By talking falsely about sick workers being smuggled through water drainage systems and Jews walking around and spitting, the Palestinian leadership is seeking to create the impression that Palestinians are under attack and must therefore defend themselves -- by launching violent attacks against Israelis on the pretext of attempting to stop them from spreading a deadly disease.
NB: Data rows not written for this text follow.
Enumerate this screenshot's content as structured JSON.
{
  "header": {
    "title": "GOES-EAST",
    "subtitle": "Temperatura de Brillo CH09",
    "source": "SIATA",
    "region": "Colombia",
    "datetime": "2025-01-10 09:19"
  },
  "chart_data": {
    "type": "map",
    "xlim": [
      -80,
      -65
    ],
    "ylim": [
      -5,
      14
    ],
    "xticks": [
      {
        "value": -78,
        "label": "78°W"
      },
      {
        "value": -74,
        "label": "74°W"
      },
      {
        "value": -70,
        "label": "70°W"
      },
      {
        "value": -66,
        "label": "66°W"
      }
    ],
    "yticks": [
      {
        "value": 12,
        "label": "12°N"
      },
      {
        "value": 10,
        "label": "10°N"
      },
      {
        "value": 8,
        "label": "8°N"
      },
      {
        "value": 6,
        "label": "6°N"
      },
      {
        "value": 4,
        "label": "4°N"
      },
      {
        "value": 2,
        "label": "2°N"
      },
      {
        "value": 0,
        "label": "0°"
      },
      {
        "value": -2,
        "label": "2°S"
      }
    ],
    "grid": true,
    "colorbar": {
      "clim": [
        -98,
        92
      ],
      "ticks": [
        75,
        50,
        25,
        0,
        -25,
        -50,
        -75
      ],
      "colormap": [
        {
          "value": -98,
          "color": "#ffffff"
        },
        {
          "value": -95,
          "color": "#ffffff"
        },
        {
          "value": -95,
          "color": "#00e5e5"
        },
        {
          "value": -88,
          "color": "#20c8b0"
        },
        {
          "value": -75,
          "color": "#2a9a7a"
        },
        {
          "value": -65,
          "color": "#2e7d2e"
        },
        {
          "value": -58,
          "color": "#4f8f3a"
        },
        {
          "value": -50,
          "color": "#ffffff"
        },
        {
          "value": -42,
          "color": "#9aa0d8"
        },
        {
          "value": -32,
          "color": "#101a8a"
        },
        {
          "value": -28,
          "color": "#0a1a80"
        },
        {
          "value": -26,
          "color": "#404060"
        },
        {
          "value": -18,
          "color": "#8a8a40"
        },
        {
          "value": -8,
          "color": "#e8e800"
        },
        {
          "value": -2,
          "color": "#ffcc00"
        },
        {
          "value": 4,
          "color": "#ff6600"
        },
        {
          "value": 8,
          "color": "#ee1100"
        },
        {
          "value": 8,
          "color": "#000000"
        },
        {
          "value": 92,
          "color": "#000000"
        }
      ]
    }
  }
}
The lies spread about Israel will undoubtedly pave the way for more violent attacks against Jews. The next time a Palestinian goes out to kill a Jew, he or she will say: "I had to do that in order to prevent these evil Jews from spreading coronavirus among my people. My own leaders told me that Jews are spreading the virus."
The international community, meanwhile, appears blithely unperturbed about the Palestinian leadership's continued libels against Israel and their continuing incitement to murder.
"Make no mistake about it: the belief that Jews or Israel is responsible for the coronavirus is a deadly serious threat," warned Dr. Harold Brackman, senior consultant for the Simon Wiesenthal Center.
The indifference of the international community does not bode well for any future talk of peace or coexistence between Israel and the Palestinians. After all, why would any Palestinian want to make peace or live next to a Jew who, according to Palestinian leaders, is spreading a deadly disease and professedly trying to kill him?
Khaled Abu Toameh, an award-winning journalist based in Jerusalem, is a Shillman Journalism Fellow at Gatestone Institute.